L’état de l’industrie automobile en Europe est préoccupant. Avec le lancement de la nouvelle génération de la Spring électrique par Dacia, la direction de la marque sonne l’alarme. « Depuis 2019, le marché européen a enregistré une baisse de trois millions de ventes, sans jamais retrouver les niveaux d’avant la pandémie. » Cette déclaration provient de Katrin Adt, la nouvelle directrice de Dacia, lors d’un entretien avec le média britannique Autocar.
Cela représente la perte de l’équivalent du marché allemand, le plus grand du continent, ou la fermeture de plusieurs usines de production. Selon la dirigeante, cette chute est principalement due à l’augmentation exponentielle des prix des véhicules neufs, rendant l’achat automobile inaccessibile pour une partie toujours plus grande de la population. « Dacia est plus nécessaire que jamais, mais la situation n’a jamais été aussi complexe pour notre marque. » L’objectif est de proposer des véhicules sans features superflus, centrés sur l’essentiel à un prix le plus compétitif possible.

Une asphyxie des véhicules d’entrée de gamme en Europe
Ce constat soulève une problématique majeure. Katrin Adt observe que maintenir ce modèle économique devient de plus en plus ardue à cause des normes imposées par l’UE. En effet, l’Union européenne exige des constructeurs de se conformer à une multitude de standards environnementaux et de sécurité, tels que le règlement GSR2, qui stipule que de nombreux systèmes d’assistance à la conduite (ADAS) doivent être intégrés dans tous les nouveaux véhicules.
« Actuellement, 25% de notre budget de recherche et développement ainsi que de notre équipe d’ingénieurs se consacrent uniquement à ces obligations. » Elle souligne que Dacia a déjà dû s’adapter à une centaine de réglementations et doit encore se plier à 107 nouvelles d’ici la fin de la décennie. Ce travail colossal augmente significativement les coûts de production des petits modèles, grignote les marges bénéficiaires et engendre une hausse inévitable du prix final pour le consommateur.
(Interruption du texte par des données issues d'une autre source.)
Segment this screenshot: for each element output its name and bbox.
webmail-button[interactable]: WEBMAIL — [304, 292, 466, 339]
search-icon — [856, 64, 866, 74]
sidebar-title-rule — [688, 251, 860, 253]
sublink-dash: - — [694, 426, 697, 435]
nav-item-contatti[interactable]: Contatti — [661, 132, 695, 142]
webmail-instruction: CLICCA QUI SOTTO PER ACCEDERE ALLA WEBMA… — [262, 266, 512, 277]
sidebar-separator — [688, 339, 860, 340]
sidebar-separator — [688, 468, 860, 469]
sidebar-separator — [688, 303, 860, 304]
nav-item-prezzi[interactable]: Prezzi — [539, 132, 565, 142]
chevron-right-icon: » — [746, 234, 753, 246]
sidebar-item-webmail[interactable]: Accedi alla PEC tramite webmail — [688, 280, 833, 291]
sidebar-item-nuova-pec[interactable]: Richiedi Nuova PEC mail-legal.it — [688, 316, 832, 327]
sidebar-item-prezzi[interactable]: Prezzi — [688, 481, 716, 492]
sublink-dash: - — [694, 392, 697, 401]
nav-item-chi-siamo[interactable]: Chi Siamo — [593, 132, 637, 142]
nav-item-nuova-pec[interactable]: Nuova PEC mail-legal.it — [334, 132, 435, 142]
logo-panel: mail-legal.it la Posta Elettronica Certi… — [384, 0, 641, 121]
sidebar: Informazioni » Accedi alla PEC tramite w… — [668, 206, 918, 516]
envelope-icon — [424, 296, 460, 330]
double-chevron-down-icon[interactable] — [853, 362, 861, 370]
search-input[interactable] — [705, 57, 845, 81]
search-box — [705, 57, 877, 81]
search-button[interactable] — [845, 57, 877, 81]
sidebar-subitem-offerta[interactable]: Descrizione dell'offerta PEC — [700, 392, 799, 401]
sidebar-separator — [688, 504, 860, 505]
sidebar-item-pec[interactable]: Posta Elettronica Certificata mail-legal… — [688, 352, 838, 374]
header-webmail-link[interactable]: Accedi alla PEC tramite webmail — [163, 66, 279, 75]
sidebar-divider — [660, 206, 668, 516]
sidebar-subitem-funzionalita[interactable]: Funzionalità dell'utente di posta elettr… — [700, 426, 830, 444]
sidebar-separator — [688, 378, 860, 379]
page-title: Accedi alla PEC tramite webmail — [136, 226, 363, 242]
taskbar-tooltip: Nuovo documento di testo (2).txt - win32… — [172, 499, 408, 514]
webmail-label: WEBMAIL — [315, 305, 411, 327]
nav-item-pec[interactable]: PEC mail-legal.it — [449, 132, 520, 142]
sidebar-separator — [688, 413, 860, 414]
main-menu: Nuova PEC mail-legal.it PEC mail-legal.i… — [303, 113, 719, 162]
« Il faut se demander : est-ce ce dont les clients ont réellement besoin et ce qu’ils désirent ? » interroge-t-elle, rappelant que la fonctionnalité la plus utilisée dans leurs voitures est celle permettant de désactiver les alertes des aides à la conduite.
Appel à un moratoire réglementaire pour préserver les voitures accessibles
Face à ces défis, le groupe Renault s’engage. Katrin Adt a exprimé avoir sollicité la Commission européenne, avec d’autres fabricants, un moratoire sur les petites voitures afin de rendre possible « une mobilité abordable ». Cette initiative est soutenue par Fabrice Cambolive, le directeur général de Renault, qui parle d’un véritable “tsunami réglementaire en provenance d’Europe,” en requérant un gel des normes pendant une période de dix ans.
Cette démarche vise à permettre au secteur automobile de « concentrer ses efforts sur l’accessibilité économique et la transition vers l’électrique », pour rétablir l’activité du marché. Sans assouplissement des réglementations, il deviendra presque impossible de produire des véhicules légers, simples et à bas coût, alerte le constructeur.
- L’Europe a perdu 3 millions de ventes de voitures neuves depuis 2019 en raison de l’augmentation des prix.
- Le modèle de voiture abordable est en péril, avertit Dacia.
- Renault et Dacia demandent un moratoire réglementaire de dix ans à Bruxelles pour préserver le marché de la voiture populaire tout en intégrant l’électrique.